文化社会学部「知のコスモス」ヨーロッパ?アメリカ学科主催シンポジウム「映像と文化 神話?怪物?国民性」を開催しました

文化社会学部ヨーロッパ?アメリカ学科では1月21日に、文化社会学部「知のコスモス」ヨーロッパ?アメリカ学科主催シンポジウム「映像と文化 神話?怪物?国民性」を開催しました。文化社会学部の連続企画「知のコスモス」の一環として、本学科教員の研究成果を学内のみならず学外にも向けて広く伝えるために学期ごとに実施している企画です。bet36体育投注_bet36体育官网app-在线*开户感染症対策のため、WEBビデオ会議システム「Zoom」を用いたオンラインでの開催になりました。今回は「映像」を切り口として、学科の教員がそれぞれの専門分野からの知見を発表。本学科の学生を中心に、他学科の学生や学外から60人をこえる参加者が聴講しました。

初めに、今年度着任した中村るい教授が「映像のなかのトロイ伝説」と題して、ギリシャ神話のトロイ伝説のエピソードがどのように映像化されているかを、ギリシャ映画とアメリカ映画を例に検討した研究成果を報告。トロイ伝説の概要と関連する考古学上の発掘資料も合わせて考察し、ヨーロッパ文化の基盤に組み込まれた「トロイの記憶」について論じました。続いて、丸山雄生講師の報告「なぜゾンビに馬を食べさせるのか」では、近年世界的な流行が続くゾンビをテーマに取り上げ、その傾向と問題関心をアメリカ文化の文脈の中で解説しました。ゾンビのオリジネイターであったジョージ?ロメロ監督の最後の作品『サバイバル?オブ?ザ?デッド』の馬肉食の場面に注目し、その意味を精緻に読解することで、人間とゾンビと動物の境界の消失と、それがもたらす人間の自己理解の変化を指摘しました。

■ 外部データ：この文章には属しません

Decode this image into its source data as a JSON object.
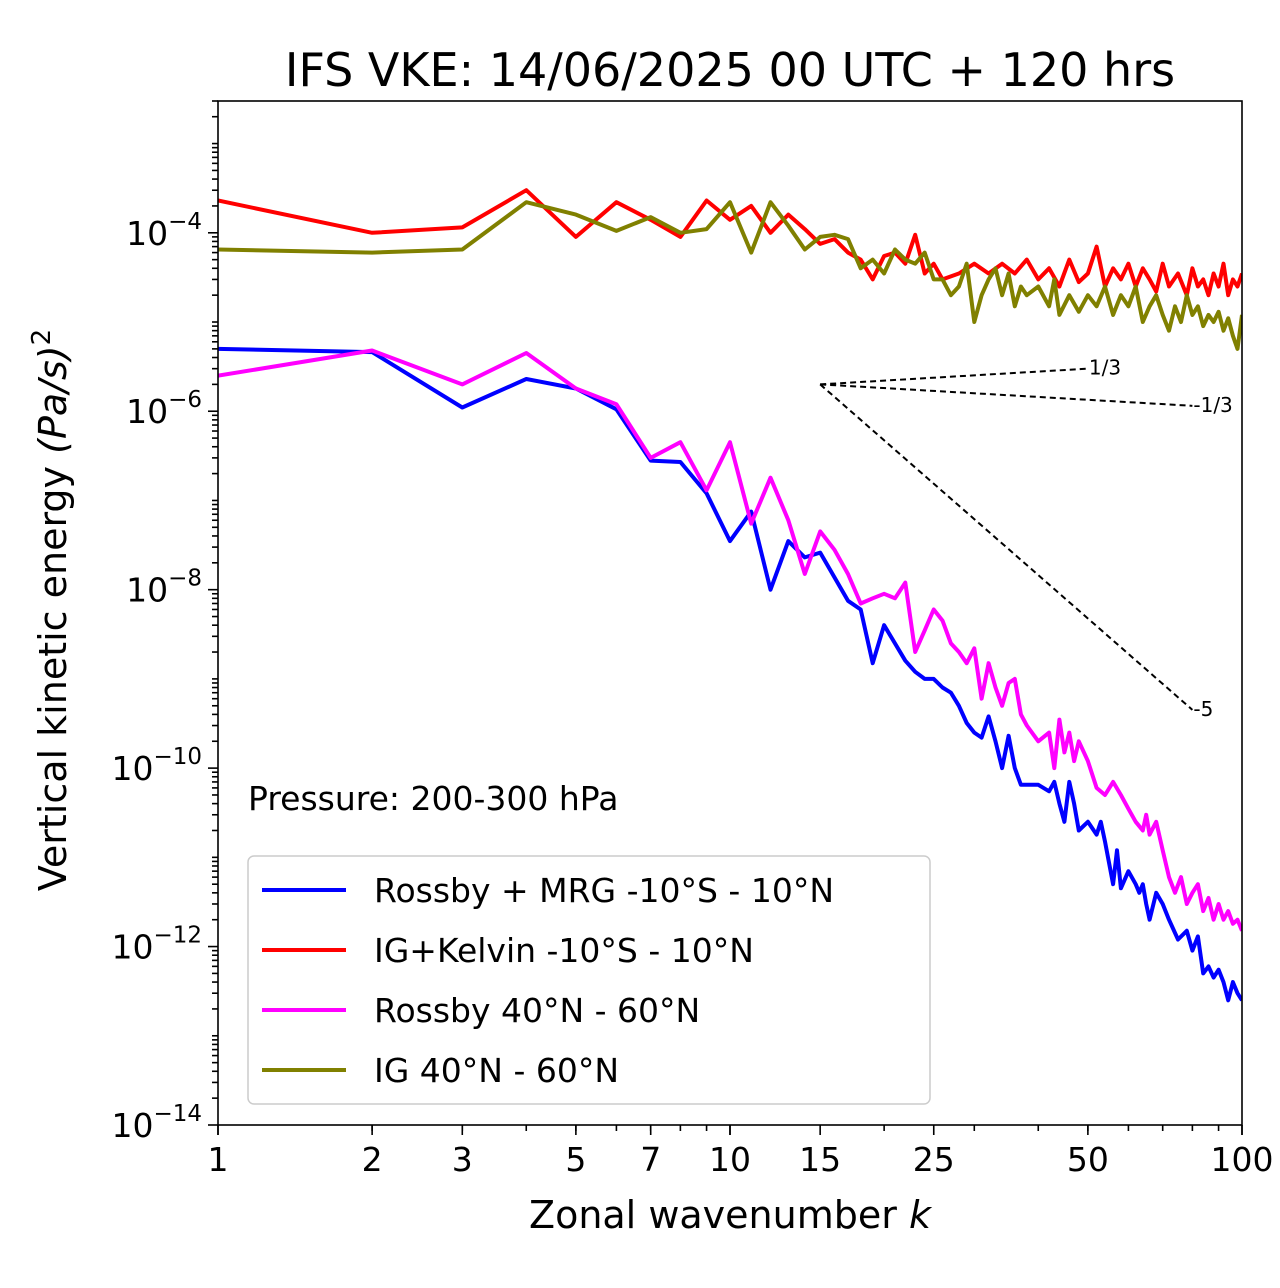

最後に飯尾唯紀准教授が「社会主義のあとさき:映像と国民文化」と題して、ヨーロッパ東部の映像と国民文化のかかわりについて、ハンガリーのアニメーションを素材に論じました。社会主義期の映画産業国有化の功罪や、体制転換後の映画を取り巻く状況を解説し、映像と政治体制の密接な関連を具体的に指摘しました。